The estimated linear predictor, its standard error estimate, and the predicted values and their confidence intervals are computed for all observations in which the explanatory variables are all nonmissing, even if the response is missing. By adding observations with missing response values to the input data set, you can compute these statistics for new observations or for settings of the explanatory variables not present in the data without affecting the model fit.

The following list explains specifications in the OUTPUT statement.

OUT=SAS-data-set

specifies the output data set. If you omit the OUT=option, the output data set is created and given a default name that uses the DATAn convention.

keyword=name

specifies the statistics to be included in the output data set and names the new variables that contain the statistics. Specify a keyword for each desired statistic (see the following list of keywords), an equal sign, and the name of the new variable or variables to contain the statistic.

Although you can use the OUTPUT statement without any keyword=name specifications, the output data set then contains only the original variables and, possibly, the variables Level and Value (if you use the multinomial model with ordinal data).

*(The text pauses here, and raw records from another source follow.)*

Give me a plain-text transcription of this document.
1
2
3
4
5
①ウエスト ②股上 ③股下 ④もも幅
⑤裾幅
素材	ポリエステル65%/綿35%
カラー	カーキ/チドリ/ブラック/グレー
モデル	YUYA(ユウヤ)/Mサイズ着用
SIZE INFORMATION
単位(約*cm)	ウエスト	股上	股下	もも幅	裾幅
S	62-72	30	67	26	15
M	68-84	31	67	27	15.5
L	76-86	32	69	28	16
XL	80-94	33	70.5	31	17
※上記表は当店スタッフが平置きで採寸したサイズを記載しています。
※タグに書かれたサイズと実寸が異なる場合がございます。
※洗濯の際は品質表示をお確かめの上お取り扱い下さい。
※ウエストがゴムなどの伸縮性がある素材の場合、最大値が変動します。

The keywords allowed and the statistics they represent are as follows:

LOWER | L: represents the lower confidence limit for the predicted value of the mean, or the lower confidence limit for the probability that the response is less than or equal to the value of Level or Value. The confidence coefficient is determined by the ALPHA=number option in the MODEL statement as $(1 - \mathit{number})\times 100\%$ . The default confidence coefficient is 95%.
PREDICTED | PRED | PROB | P: represents the predicted value of the mean of the response or the predicted probability that the response variable is less than or equal to the value of _LEVEL_ if the multinomial model for ordinal data is used (in other words, Pr $(\mr{Y} \le \mr{\_ LEVEL\_ })$ , where Y is the response variable).
RESCHI: represents the Pearson (chi) residual for identifying observations that are poorly accounted for by the model. This option is not available for the multinomial distribution.
RESRAW: represents the raw residual for identifying poorly fitted observations. This option is not available for the multinomial distribution.
STDXBETA: represents the standard error estimate of XBETA (see the XBETA keyword).
UPPER | U: represents the upper confidence limit for the predicted value of the mean, or the upper confidence limit for the probability that the response is less than or equal to the value of Level or Value. The confidence coefficient is determined by the ALPHA=number option in the MODEL statement as $(1 - \mathit{number})\times 100\%$ . The default confidence coefficient is 95%.
XBETA: represents the estimate of the linear predictor $\mb{x}_ i^\prime \bbeta$ for observation i, or ${\alpha }_ j+\mb{x}_ i^\prime \bbeta$ , where j is the corresponding ordered value of the response variable for the multinomial model with ordinal data. If there is an offset, it is included in $\mb{x}_ i^\prime \bbeta$ .